Adamsberg sentit son adjointe se détendre et ses regrets faiblir.
— Et j'ai dit « c'est tant mieux », Violette. Le type a été cueuilli par les hommes de Descartier, le commissaire du 9 e.
— Bon sang, vous ne lui avez rien balancé tout de même ?
— Retancourt, dit seulement Adamsberg.
— Pardon.
— Je viens de vous dire qu'elle n'en saura jamais rien. Voici ses clefs. Arrangez-vous pour les remettre dans son sac. Je récupérerai l'ordinateur et les enregistrements dès que possible. En attendant, détruisez-moi cette saleté, dit-il en déposant l'appareil dans sa main. Ainsi que la pile de croissants de Froissy.
— Les croissants ?
— Pour qu'elle ne sache pas que je n'ai pas tout avalé ce matin. Cela compte aussi.
— Ah, bien sûr.
— Quand elle rentrera chez elle, elle constatera que l'eau du voisin ne se déclenche plus. Et tout ira bien.
— Elle n'entre plus jamais dans cette foutue salle de bains. Alors, comment saura-t-elle ?
— C'est juste.
— Je ne vois qu'une solution. Je l'invite à dîner demain soir.
— Et ?
— Et, venant la prendre chez elle, je vais me laver les mains. Et je l'informe de l'absence de réaction chez le voisin. Je fais plusieurs fois le test : rien. C'est donc que l'homme a fait réparer sa plomberie défaillante, sensible aux vibrations du sol.
— Cela existe ?
— Non. Je la convaincs, j'y mets toutes mes forces.

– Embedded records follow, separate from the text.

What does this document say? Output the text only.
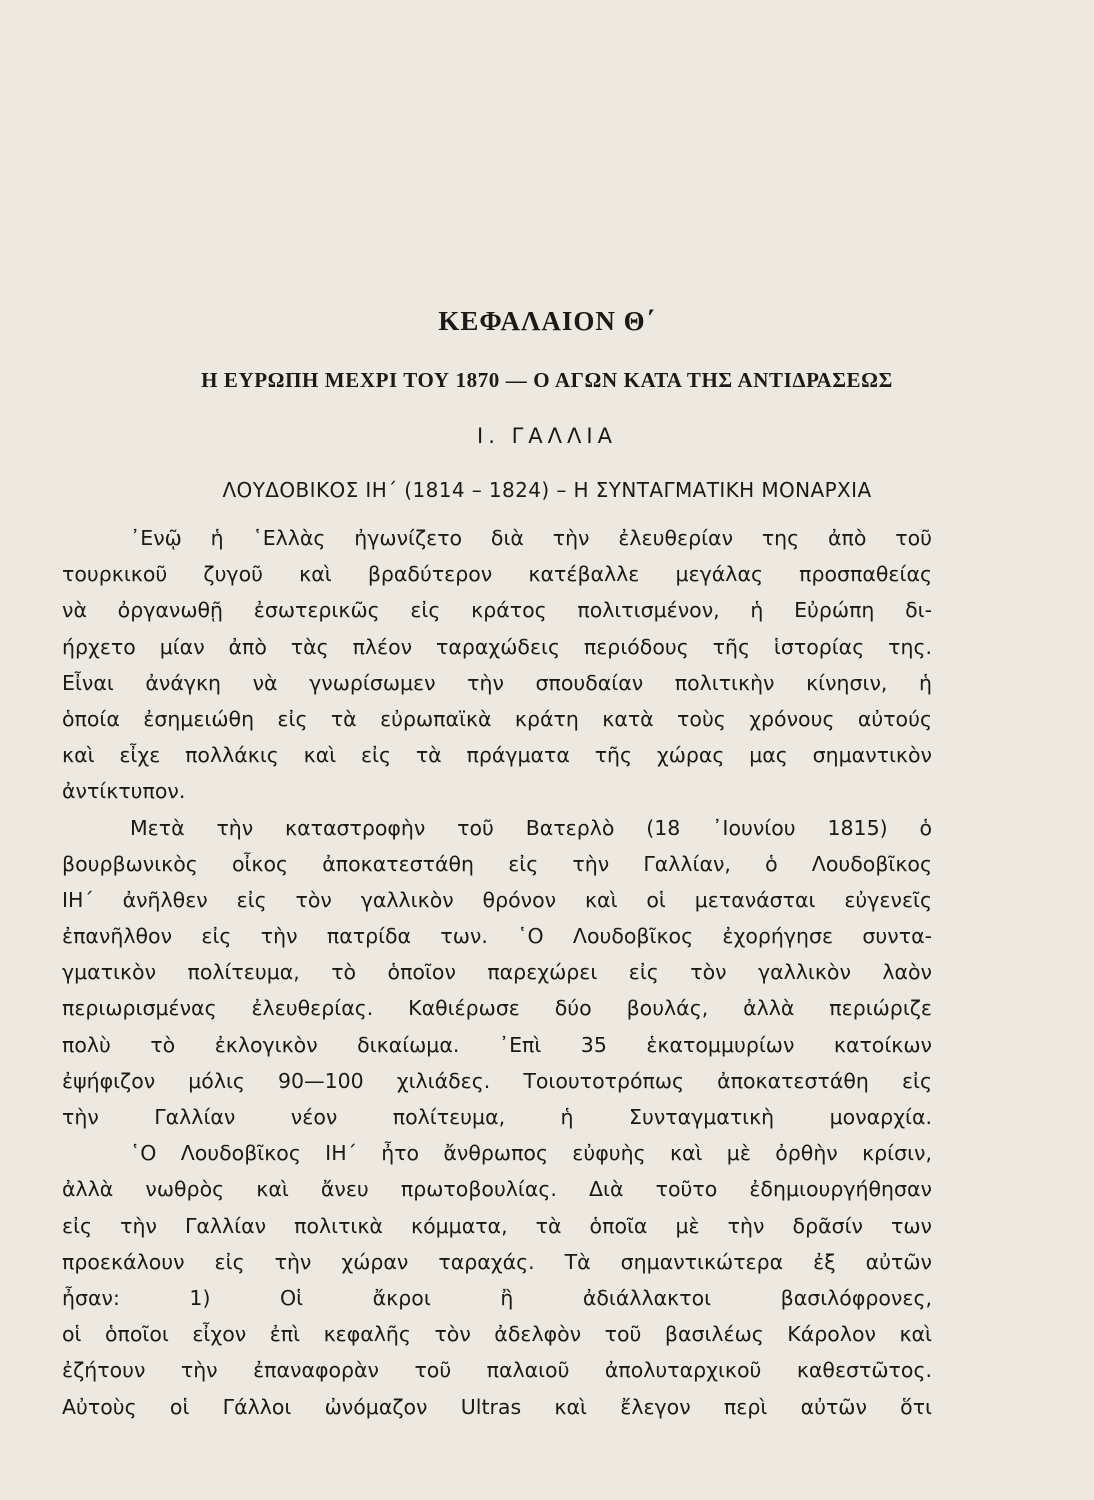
ΚΕΦΑΛΑΙΟΝ Θ΄
Η ΕΥΡΩΠΗ ΜΕΧΡΙ ΤΟΥ 1870 — Ο ΑΓΩΝ ΚΑΤΑ ΤΗΣ ΑΝΤΙΔΡΑΣΕΩΣ
Ι. ΓΑΛΛΙΑ
ΛΟΥΔΟΒΙΚΟΣ ΙΗ΄ (1814 – 1824) – Η ΣΥΝΤΑΓΜΑΤΙΚΗ ΜΟΝΑΡΧΙΑ
᾿Ενῷ ἡ ῾Ελλὰς ἠγωνίζετο διὰ τὴν ἐλευθερίαν της ἀπὸ τοῦ
τουρκικοῦ ζυγοῦ καὶ βραδύτερον κατέβαλλε μεγάλας προσπαθείας
νὰ ὀργανωθῇ ἐσωτερικῶς εἰς κράτος πολιτισμένον, ἡ Εὐρώπη δι-
ήρχετο μίαν ἀπὸ τὰς πλέον ταραχώδεις περιόδους τῆς ἱστορίας της.
Εἶναι ἀνάγκη νὰ γνωρίσωμεν τὴν σπουδαίαν πολιτικὴν κίνησιν, ἡ
ὁποία ἐσημειώθη εἰς τὰ εὐρωπαϊκὰ κράτη κατὰ τοὺς χρόνους αὐτούς
καὶ εἶχε πολλάκις καὶ εἰς τὰ πράγματα τῆς χώρας μας σημαντικὸν
ἀντίκτυπον.
Μετὰ τὴν καταστροφὴν τοῦ Βατερλὸ (18 ᾿Ιουνίου 1815) ὁ
βουρβωνικὸς οἶκος ἀποκατεστάθη εἰς τὴν Γαλλίαν, ὁ Λουδοβῖκος
ΙΗ΄ ἀνῆλθεν εἰς τὸν γαλλικὸν θρόνον καὶ οἱ μετανάσται εὐγενεῖς
ἐπανῆλθον εἰς τὴν πατρίδα των. ῾Ο Λουδοβῖκος ἐχορήγησε συντα-
γματικὸν πολίτευμα, τὸ ὁποῖον παρεχώρει εἰς τὸν γαλλικὸν λαὸν
περιωρισμένας ἐλευθερίας. Καθιέρωσε δύο βουλάς, ἀλλὰ περιώριζε
πολὺ τὸ ἐκλογικὸν δικαίωμα. ᾿Επὶ 35 ἑκατομμυρίων κατοίκων
ἐψήφιζον μόλις 90—100 χιλιάδες. Τοιουτοτρόπως ἀποκατεστάθη εἰς
τὴν Γαλλίαν νέον πολίτευμα, ἡ Συνταγματικὴ μοναρχία.
῾Ο Λουδοβῖκος ΙΗ΄ ἦτο ἄνθρωπος εὐφυὴς καὶ μὲ ὀρθὴν κρίσιν,
ἀλλὰ νωθρὸς καὶ ἄνευ πρωτοβουλίας. Διὰ τοῦτο ἐδημιουργήθησαν
εἰς τὴν Γαλλίαν πολιτικὰ κόμματα, τὰ ὁποῖα μὲ τὴν δρᾶσίν των
προεκάλουν εἰς τὴν χώραν ταραχάς. Τὰ σημαντικώτερα ἐξ αὐτῶν
ἦσαν: 1) Οἱ ἄκροι ἢ ἀδιάλλακτοι βασιλόφρονες,
οἱ ὁποῖοι εἶχον ἐπὶ κεφαλῆς τὸν ἀδελφὸν τοῦ βασιλέως Κάρολον καὶ
ἐζήτουν τὴν ἐπαναφορὰν τοῦ παλαιοῦ ἀπολυταρχικοῦ καθεστῶτος.
Αὐτοὺς οἱ Γάλλοι ὠνόμαζον Ultras καὶ ἔλεγον περὶ αὐτῶν ὅτι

— Je compte sur vous pour cela.
— Le problème, c'est que je ne l'ai jamais invitée à dîner. Il y aurait bien une issue, reprit-elle après un moment. Elle est entichée de Vivaldi, non ?
— Mais je n'en sais rien.
— Si, c'est Vivaldi. Et il y a un concert dimanche dans la petite église à deux rues de chez moi. Je lui dis que je n'ai pas envie d'y aller seule. Cela marchera.

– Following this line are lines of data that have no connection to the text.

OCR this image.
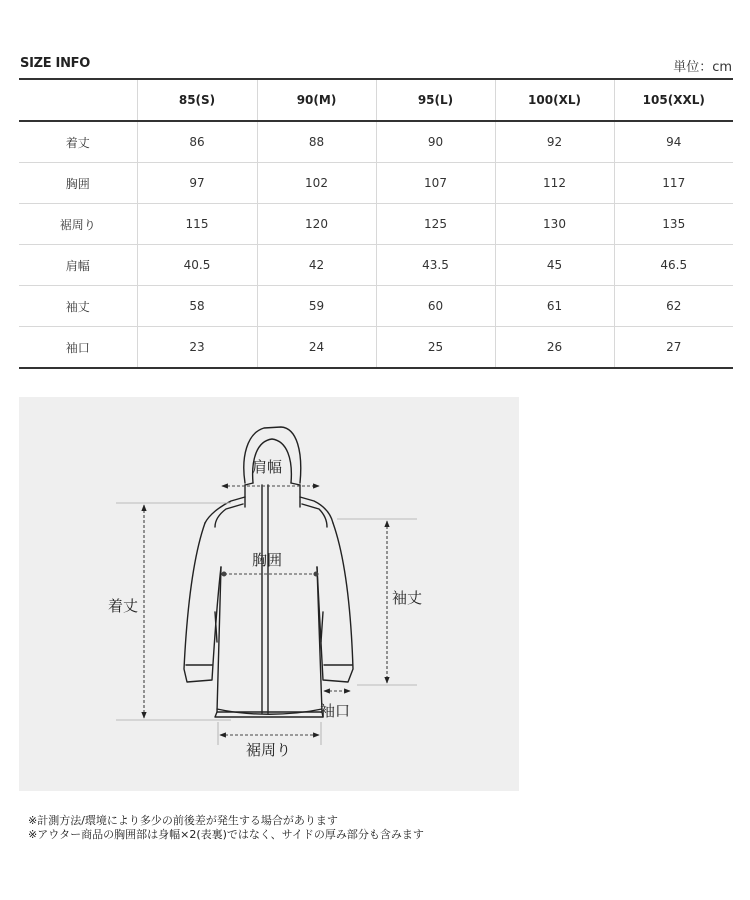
SIZE INFO	単位：cm
	85(S)	90(M)	95(L)	100(XL)	105(XXL)
着丈	86	88	90	92	94
胸囲	97	102	107	112	117
裾周り	115	120	125	130	135
肩幅	40.5	42	43.5	45	46.5
袖丈	58	59	60	61	62
袖口	23	24	25	26	27
肩幅
胸囲
着丈	袖丈
袖口
裾周り
※計測方法/環境により多少の前後差が発生する場合があります
※アウター商品の胸囲部は身幅×2(表裏)ではなく、サイドの厚み部分も含みます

— Car vous comptiez y aller ?
— Mais non.
— Et comment expliquerez-vous que vous venez la chercher au lieu qu'elle vienne vers chez vous ?
— Je n'explique pas. Je la convaincs.
— Bien sûr.
— Commissaire, un instant : pour cette araignée, je suis contre, tout à fait contre.
— Je le sais, lieutenant. Est-ce nécessaire de relancer le débat ? D'ailleurs, il n'y a même pas eu de débat.
— À quoi bon, en effet ?
— Fin de cette conversation, donc.
— Sauf ceci, commissaire : si vous avez besoin de quelqu'un pour votre saleté de recluse, je serai là.
Adamsberg s'éloigna vers les bâtiments, mains dans les poches, un léger sourire aux lèvres. Il entra dans le bureau de Froissy, trop absorbée par ses recherches pour être sensible à quelque mouvement. Il dut poser la main sur son épaule pour qu'elle sursaute.
— Dételez un peu, lieutenant. C'est le moment de détente.
— Mais je commence tout juste à trouver des choses.
— Raison de plus, allons marcher dans la cour. Avez-vous remarqué que le lilas est en pleine floraison ?
— Moi ? répondit Froissy, un peu offusquée. Mais qui croyez-vous qui l'a arrosé quand il a fait si sec ? Pendant que vous étiez en Islande ?
— Vous, lieutenant. Mais il y a autre chose. Vous vous rappelez ce couple de merles qui avait fait son nid dans le lierre, il y a trois ans ? Eh bien ils sont revenus. La femelle couve.
— Vous croyez que ce sont les mêmes ?
— J'ai demandé à Voisenet. Ce sont eux. Il en est sûr, le mâle n'est pas bien épais. Vous n'auriez pas du quatre-quarts, du cake ? Ils en sont fous. Ce que je souhaite, Froissy, c'est ne pas discuter de la recluse dans les bureaux.
— Je comprends. Attendez-moi dans le couloir, j'ai quelque chose à finir.
Adamsberg s'éloigna. Chacun savait que Froissy n'ouvrait ses placards à réserve devant personne, imaginant son secret bien gardé. Tout en sachant qu'il ne l'était pas. Elle le rejoignit un instant plus tard, avec deux tranches de cake dans une main et son ordinateur sous le bras.
— Ils sont là, lui dit Adamsberg une fois dans la cour et lui désignant une masse de brindilles entrelacées dans le lierre, à deux mètres de hauteur. Vous la voyez ? La mère ? Ne vous approchez pas trop. Ici, le mâle.